Extended Description
editBeing magical, Omnioculars have additional capabilities, such as instant replay, slow motion, and annotation. Watching the Quidditch World Cup, Harry puts his Omnioculars into slow-motion replay, and sees the action of the game in slow motion, complete with labels for the various maneuvers that the players are carrying out. Harry later comments that he never really understood the Wronsky feint, a technique used by Seekers, until he had seen it at the World Cup; quite possibly he had also used the Omnioculars to slow it down and analyze the moves.

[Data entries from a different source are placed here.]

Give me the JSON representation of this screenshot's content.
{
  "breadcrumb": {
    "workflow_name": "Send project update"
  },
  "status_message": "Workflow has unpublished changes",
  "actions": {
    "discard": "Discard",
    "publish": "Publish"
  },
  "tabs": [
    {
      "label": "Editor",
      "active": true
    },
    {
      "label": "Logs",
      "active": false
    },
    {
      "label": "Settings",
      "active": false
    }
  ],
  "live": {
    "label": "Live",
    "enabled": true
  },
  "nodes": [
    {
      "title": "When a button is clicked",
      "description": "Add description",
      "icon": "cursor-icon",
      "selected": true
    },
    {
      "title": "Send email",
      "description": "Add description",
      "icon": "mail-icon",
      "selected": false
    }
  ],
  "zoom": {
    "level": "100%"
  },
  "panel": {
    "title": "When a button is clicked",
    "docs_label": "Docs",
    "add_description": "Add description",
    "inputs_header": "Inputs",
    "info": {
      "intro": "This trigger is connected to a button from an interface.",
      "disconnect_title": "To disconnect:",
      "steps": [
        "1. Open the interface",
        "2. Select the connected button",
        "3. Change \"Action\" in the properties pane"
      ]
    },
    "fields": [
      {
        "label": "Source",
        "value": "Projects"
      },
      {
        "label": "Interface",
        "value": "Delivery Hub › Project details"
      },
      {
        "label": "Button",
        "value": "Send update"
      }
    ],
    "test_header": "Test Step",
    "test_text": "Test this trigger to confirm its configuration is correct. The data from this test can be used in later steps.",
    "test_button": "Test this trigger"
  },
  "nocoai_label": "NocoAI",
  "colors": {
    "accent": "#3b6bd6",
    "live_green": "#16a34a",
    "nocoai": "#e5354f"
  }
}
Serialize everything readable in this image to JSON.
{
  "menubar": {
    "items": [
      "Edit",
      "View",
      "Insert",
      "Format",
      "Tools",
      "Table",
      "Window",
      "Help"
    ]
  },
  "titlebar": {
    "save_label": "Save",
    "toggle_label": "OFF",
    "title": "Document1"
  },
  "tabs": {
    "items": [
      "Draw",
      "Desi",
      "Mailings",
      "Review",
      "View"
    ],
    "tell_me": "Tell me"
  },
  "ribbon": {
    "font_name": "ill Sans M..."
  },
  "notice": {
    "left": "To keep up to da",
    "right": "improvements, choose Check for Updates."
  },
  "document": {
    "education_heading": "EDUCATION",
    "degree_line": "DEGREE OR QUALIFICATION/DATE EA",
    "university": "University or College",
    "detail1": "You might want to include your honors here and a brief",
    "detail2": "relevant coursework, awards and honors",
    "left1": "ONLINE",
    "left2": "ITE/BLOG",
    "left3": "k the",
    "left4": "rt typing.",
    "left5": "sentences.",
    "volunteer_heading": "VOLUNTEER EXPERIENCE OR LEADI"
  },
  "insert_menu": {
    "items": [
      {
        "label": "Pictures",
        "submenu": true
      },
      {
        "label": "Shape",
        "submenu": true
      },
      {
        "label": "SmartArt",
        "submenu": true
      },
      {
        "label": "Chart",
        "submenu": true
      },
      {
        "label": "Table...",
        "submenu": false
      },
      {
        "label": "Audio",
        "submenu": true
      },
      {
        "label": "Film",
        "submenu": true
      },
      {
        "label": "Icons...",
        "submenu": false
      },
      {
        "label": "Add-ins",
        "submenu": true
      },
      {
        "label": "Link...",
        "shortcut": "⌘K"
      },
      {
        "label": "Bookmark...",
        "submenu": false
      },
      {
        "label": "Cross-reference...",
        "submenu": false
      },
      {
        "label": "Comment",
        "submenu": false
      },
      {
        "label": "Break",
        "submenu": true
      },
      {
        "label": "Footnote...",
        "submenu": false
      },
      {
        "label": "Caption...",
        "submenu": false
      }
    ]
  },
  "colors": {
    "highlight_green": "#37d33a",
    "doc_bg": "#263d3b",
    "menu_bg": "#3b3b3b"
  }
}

Omnioculars become one of the few points of tension between Harry and Ron. They are expensive, at 10 Galleons apiece, and Harry immediately buys a set for Ron as well as one for himself. Ron is dismayed at this excess of generosity, and is only mollified by Harry's telling him not to expect anything for Christmas for the next ten years or so. The Irish team mascots, Leprechauns, drop gold on the audience at the start of the game, and Ron collects a great lot of it, giving it all to Harry and saying that makes them even. Several months later, Hagrid is teaching a lesson on Nifflers, which hunt for shiny objects, including gold; he says that what he has buried is Leprechaun gold, and it will vanish in a few hours. Thinking about this after class, Ron wonders why Harry had not told him that the gold he had given Harry for the omnioculars had vanished. Harry says that he had not noticed. Dejected, Ron wonders what it would be like to be so rich that he wouldn't even notice when a great lot of gold simply vanished.
Analysis
editOmnioculars are a rather amazingly useful device, with their ability to magnify and play back images. One rather wonders why they appear only at the Quidditch World Cup and then are forgotten.
Questions
edit
- In Harry Potter and the Goblet of Fire, Hermione points out to Harry that if he doesn't watch things at normal speed, he is going to miss things. Would you prefer to see events happening in real time, or slow them down to better understand them even if it means being behind the times?